Doch wie organisiere ich meinen Kasselbesuch bei soviel Highlights? Konzentriere ich mich auf bestimmte Künstler(innen) und/ oder Orte? Recherchiere ich Vorabinformationen oder lasse ich mich angenehm überraschen? Plane ich eine Übernachtung ein? Oder komme ich ein 2. Mal? Fragen über Fragen…

Um es vorwegzunehmen: ich habe bei 4 Besuchen schon alle Varianten durchprobiert.

Dieses Mal stand mir neben Fernsehberichten auch das Internet zur Verfügung für meine Vorab-Recherchen nach lohnenswerten Highlights! Also schnell die Online-Artikel vom Beginn der dOCUMENTA mit Copypaste auf 11 Seiten zusammenkopiert, die Beiträge nach Künstlern alphabetisch sortiert.

Meine Idee: so kann ich während der Ausstellung mal eben die gerade benötigten Infos abrufen – ein Smartphone besitze ich noch nicht und die 24 Euro für den Katalog möchte ich sparen! Mein Budget ist unter 100 Euro – und die Kataloge gibt’s später zum Ramschpreis für 5-10 Euro hinterhergeworfen, versprochen!

Im Zug lese ich gemütlich meine „BestOfDocumenta“, dabei fällt mir auf, dass bei 8 verschiedenen Quellen etwa 50 (von 150) Künstler vorgestellt werden. Die Highlights, da mehrfach ausgewählt befinden sich oftmals draussen, vor allem in der Karlsaue mit etwa 50 Pavillions.

Andererseits, die kleinen Entdeckungen mache ich spontan, denn Kunst ist für mich auch die Bereitschaft, sich immer wieder spontan einzulassen – und zu verlieben in ein Kunstwerk!

Gehört unbedingt zur Anreise dazu: Bahnverspätungen!
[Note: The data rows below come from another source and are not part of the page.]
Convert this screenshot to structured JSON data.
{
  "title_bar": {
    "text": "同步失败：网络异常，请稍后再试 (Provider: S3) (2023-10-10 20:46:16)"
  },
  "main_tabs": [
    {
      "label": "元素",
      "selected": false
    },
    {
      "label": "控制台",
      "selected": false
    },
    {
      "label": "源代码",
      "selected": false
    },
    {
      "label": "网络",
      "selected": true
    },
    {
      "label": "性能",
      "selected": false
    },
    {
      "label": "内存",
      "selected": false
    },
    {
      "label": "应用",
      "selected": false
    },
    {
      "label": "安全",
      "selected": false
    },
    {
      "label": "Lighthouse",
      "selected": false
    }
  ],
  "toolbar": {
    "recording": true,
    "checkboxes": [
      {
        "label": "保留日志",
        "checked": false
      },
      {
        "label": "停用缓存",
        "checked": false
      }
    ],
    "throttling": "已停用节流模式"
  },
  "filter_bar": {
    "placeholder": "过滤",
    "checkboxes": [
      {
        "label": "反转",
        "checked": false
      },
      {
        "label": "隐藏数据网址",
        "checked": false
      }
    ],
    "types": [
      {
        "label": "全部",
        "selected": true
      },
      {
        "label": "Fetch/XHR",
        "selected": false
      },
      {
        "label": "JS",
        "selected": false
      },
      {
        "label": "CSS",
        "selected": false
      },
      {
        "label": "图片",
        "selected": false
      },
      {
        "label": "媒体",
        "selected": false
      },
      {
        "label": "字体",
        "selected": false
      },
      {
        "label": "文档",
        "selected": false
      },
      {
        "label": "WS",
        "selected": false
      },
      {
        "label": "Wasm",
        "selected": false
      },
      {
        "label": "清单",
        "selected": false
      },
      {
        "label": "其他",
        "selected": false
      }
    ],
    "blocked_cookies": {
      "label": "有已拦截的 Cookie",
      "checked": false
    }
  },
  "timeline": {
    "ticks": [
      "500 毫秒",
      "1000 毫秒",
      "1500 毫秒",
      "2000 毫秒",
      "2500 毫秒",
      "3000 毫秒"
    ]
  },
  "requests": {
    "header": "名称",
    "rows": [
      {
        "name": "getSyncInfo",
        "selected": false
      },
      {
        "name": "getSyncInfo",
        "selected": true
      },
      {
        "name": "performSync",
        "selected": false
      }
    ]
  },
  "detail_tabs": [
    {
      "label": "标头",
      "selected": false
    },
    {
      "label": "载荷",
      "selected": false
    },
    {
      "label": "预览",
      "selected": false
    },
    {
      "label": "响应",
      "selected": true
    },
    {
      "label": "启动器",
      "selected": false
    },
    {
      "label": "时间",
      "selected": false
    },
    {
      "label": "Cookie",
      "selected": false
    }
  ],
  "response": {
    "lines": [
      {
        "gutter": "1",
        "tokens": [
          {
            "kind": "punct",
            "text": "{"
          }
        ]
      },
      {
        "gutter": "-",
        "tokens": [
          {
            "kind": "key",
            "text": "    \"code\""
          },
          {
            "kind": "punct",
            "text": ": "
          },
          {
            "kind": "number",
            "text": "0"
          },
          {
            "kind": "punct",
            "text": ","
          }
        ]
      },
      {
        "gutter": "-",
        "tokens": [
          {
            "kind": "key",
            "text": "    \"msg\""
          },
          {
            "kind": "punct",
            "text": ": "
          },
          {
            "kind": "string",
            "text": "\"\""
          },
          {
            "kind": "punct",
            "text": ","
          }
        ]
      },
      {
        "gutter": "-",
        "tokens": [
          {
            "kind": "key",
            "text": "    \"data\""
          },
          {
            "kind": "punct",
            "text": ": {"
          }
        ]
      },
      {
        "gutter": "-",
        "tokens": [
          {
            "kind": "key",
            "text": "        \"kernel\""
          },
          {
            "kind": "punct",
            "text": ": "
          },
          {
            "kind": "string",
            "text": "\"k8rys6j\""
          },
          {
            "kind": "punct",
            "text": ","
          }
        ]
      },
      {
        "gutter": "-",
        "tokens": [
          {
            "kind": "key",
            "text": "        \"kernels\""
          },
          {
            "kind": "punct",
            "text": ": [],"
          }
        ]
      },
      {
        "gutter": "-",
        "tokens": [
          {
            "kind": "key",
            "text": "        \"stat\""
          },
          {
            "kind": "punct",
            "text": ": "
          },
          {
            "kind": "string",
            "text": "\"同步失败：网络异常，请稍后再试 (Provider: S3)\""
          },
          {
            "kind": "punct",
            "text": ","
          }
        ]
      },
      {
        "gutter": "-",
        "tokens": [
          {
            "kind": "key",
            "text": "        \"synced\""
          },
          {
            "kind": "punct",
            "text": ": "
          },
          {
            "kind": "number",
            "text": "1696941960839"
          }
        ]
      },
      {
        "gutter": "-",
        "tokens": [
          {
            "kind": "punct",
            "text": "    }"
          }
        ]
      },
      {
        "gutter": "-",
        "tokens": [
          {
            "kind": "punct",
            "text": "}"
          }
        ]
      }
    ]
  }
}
Nach 2,5 Stunden Fahrt (inklusive 45 Minuten Verspätung) bei strahlendem Sonnenschein bin ich endlich in Hamm gegen halb zehn – und mein Anschlusszug ist natürlich weg! In Hamm lasse ich mir eine neue Zugverbindung für die Regionalbahn RB89 ausdrucken. Doch auch dieser Zug bleibt auf halber Strecke stehen und erst nach weiteren 45 Minuten geht’s weiter! Angeblich spaziert jemand auf der Zugstrecke rum und wird gesucht. Schließlich bin ich am 2. Umsteigebahnhof Warburg. Um 11:29h soll der Anschluss nach Kassel mit dem Regionalexpress RE 3909 gelingen, doch auch dieser Zug ist weg. Noch schlimmer: nächster Anschluss in 75 Minuten! Der eigentlich recht schöne Ort ist kein wirklicher Trost… endlich um 13:55h komme ich mit 3stündiger Verspätung an. Warum ich das hier extra erwähne? Bitte merken: NIEMALS (wirklich niemals, unter keinen Umständen!) EINEN ZUG MIT UMSTEIGEBAHNHOF WARBURG BUCHEN!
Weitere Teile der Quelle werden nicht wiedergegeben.